Seorang satpam yang melihat hal itu ikut tersenyum. Satpam itu adalah saksi hidup bagaimana Agnan menjalani hari-hari berat di sekolah ini. Namun ia tidak bisa banyak membantu, karena di sekolah ini yang berkuasalah yang di hormati dan tidak tertandingi.

"Mari Pak, terimakasih sudah menutup gerbang lebih lama," ujar tulus Agnan yang justru membuat satpam itu menangis.

Agnan terus berjalan dengan hati yang bahagia. Ia sesekali mengajak berbicara kucing putih itu. "Rasanya aneh memanggil Mu dengan kucing. Em, nama apa ya yang cocok untuk Mu?" ujar Agnan sambil berpikir.

"Mungkin... Putih, karena bulu Kamu putih," kata Agnan dengan sederhananya menamakan si kucing.

"Bukan cuma itu, putih melambangkan perdamaian dan suci. Kamu sangat baik putih, mau berteman dengan Aku yang buruk ini, terimakasih," Kata Agnan membuat siapa saja yang mendengar menjadi sedih.

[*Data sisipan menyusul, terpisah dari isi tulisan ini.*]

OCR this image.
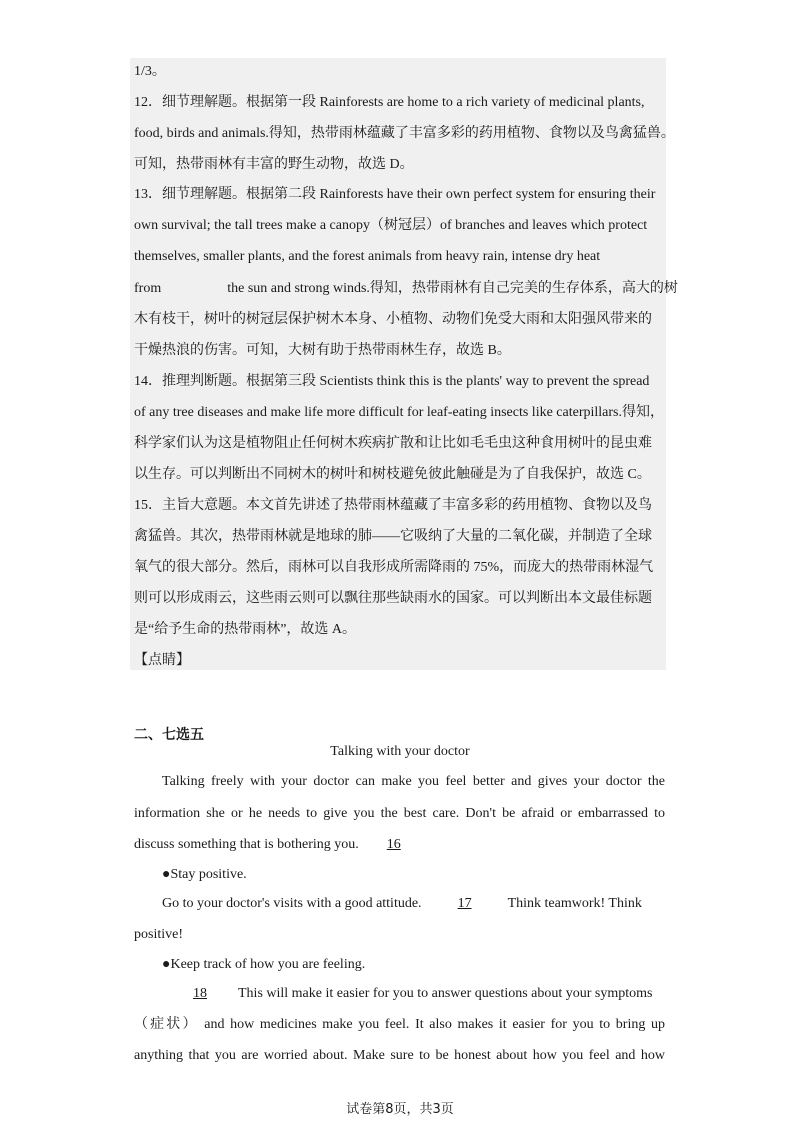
1/3。
12．细节理解题。根据第一段 Rainforests are home to a rich variety of medicinal plants,
food, birds and animals.得知，热带雨林蕴藏了丰富多彩的药用植物、食物以及鸟禽猛兽。
可知，热带雨林有丰富的野生动物，故选 D。
13．细节理解题。根据第二段 Rainforests have their own perfect system for ensuring their
own survival; the tall trees make a canopy（树冠层）of branches and leaves which protect
themselves, smaller plants, and the forest animals from heavy rain, intense dry heat
from	the sun and strong winds.得知，热带雨林有自己完美的生存体系，高大的树
木有枝干，树叶的树冠层保护树木本身、小植物、动物们免受大雨和太阳强风带来的
干燥热浪的伤害。可知，大树有助于热带雨林生存，故选 B。
14．推理判断题。根据第三段 Scientists think this is the plants' way to prevent the spread
of any tree diseases and make life more difficult for leaf-eating insects like caterpillars.得知，
科学家们认为这是植物阻止任何树木疾病扩散和让比如毛毛虫这种食用树叶的昆虫难
以生存。可以判断出不同树木的树叶和树枝避免彼此触碰是为了自我保护，故选 C。
15．主旨大意题。本文首先讲述了热带雨林蕴藏了丰富多彩的药用植物、食物以及鸟
禽猛兽。其次，热带雨林就是地球的肺——它吸纳了大量的二氧化碳，并制造了全球
氧气的很大部分。然后，雨林可以自我形成所需降雨的 75%，而庞大的热带雨林湿气
则可以形成雨云，这些雨云则可以飘往那些缺雨水的国家。可以判断出本文最佳标题
是“给予生命的热带雨林”，故选 A。
【点睛】
二、七选五
Talking with your doctor
Talking freely with your doctor can make you feel better and gives your doctor the
information she or he needs to give you the best care. Don't be afraid or embarrassed to
discuss something that is bothering you. 16
●Stay positive.
Go to your doctor's visits with a good attitude.	17	Think teamwork! Think
positive!
●Keep track of how you are feeling.
18 This will make it easier for you to answer questions about your symptoms
（症状） and how medicines make you feel. It also makes it easier for you to bring up
anything that you are worried about. Make sure to be honest about how you feel and how
试卷第8页，共3页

Rumah Agnan berjarak lumayan jauh dari sekolah, karena dirinya yang harus hemat uang maka ia selalu berjalan kaki ketika berangkat atau pulang sekolah. Namun kali ini perjalanan Agnan tidak terasa sepi dan hampa. Karena si putih yang menemaninya.

Ini adalah hari yang bahagia bagi Agnan. Di sepinya hari-harinya. Ya, panti asuhan yang Agnan tinggalin bukanlah panti asuhan yang terdapat anak-anak banyak. Hanya ada sepuluh orang dan semuanya sudah mendapatkan keluarga baru.

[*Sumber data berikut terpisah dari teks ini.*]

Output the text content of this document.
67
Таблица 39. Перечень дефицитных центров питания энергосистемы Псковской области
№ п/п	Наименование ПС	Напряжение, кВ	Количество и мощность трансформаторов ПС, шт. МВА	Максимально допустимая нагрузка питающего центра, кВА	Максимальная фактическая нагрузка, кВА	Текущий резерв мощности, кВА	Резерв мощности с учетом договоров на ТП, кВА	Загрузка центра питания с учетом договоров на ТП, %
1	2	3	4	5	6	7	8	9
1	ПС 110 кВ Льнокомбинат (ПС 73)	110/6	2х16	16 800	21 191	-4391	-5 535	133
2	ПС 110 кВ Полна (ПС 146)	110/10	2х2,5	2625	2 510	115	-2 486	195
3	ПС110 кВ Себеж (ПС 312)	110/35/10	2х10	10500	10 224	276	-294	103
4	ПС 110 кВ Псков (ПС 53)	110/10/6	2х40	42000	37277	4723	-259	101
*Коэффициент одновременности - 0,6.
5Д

Hanya Agnan yang belum mendapatkannya. Ayah dan Ibu panti sangat menyayanginya namun mereka harus bekerja serabutan untuk memenuhi kebutuhan mereka semua.

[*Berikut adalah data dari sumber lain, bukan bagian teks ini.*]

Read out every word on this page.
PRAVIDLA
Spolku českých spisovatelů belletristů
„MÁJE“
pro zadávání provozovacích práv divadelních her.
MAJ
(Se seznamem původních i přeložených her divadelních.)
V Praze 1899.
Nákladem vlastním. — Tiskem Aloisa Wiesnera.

Agnan menjalani hari sendiri. Tidak ada teman yang di ajak berbicara, tidak ada teman yang di ajak bermain, tidak ada lagi ajakan bermain, tidak ada lagi yang mau berteman dengan Agnan si miskin yatim piatu.

Namun berkat si kucing, Agnan menjadi hidup dan menjadi sangat gembira lagi. Agnan bahkan begitu merawat si putih dengan tulus dan hati-hati.

Memberikan makanan yang baik walau ia belum bisa membeli makanan yang mahal-mahal itu untuk si Putih. Mulai saat itu pula si Putih terlihat begitu nyaman tinggal bersama Agnan. Bermain bersama. Dan bahkan si Putih selalu mengikuti kemana Agnan pergi kecuali Agnan memintanya untuk tidak mengikutinya namun itu jarang terjadi.

Si Putih sangat membantu Agnan. Mengingatkan Agnan belajar. Mengajak Agnan bermain agar tidak kesepian. Menemani Agnan pergi kemana saja. Dan si Putih tidak pernah meninggalkannya. Agnan senang, ia merasa punya seorang teman, bahkan kadang Agnan bercerita pada si Putih walau hanya dijawab dengan suara hewan Putih.

Ckhzztz..

Agnan terdiam ketika suara aneh itu kembali memasuki pikirannya sekelebat ada bayangan asing yang muncul di kepalanya.

"Kayaknya tadi ada yang berdiri di sana deh? Kenapa sudah gak ada?" tanya Agnan heran karena tadi ia sempat melihat ada laki-laki tua dan perempuan tua berdiri di sana dengan tongkat bersinar.

Agnan mengucek kedua matanya lalu kembali bermain dengan si Putih. "Aneh, kenapa mereka kayak pernah Aku lihat ya?" kata Agnan dalam hatinya.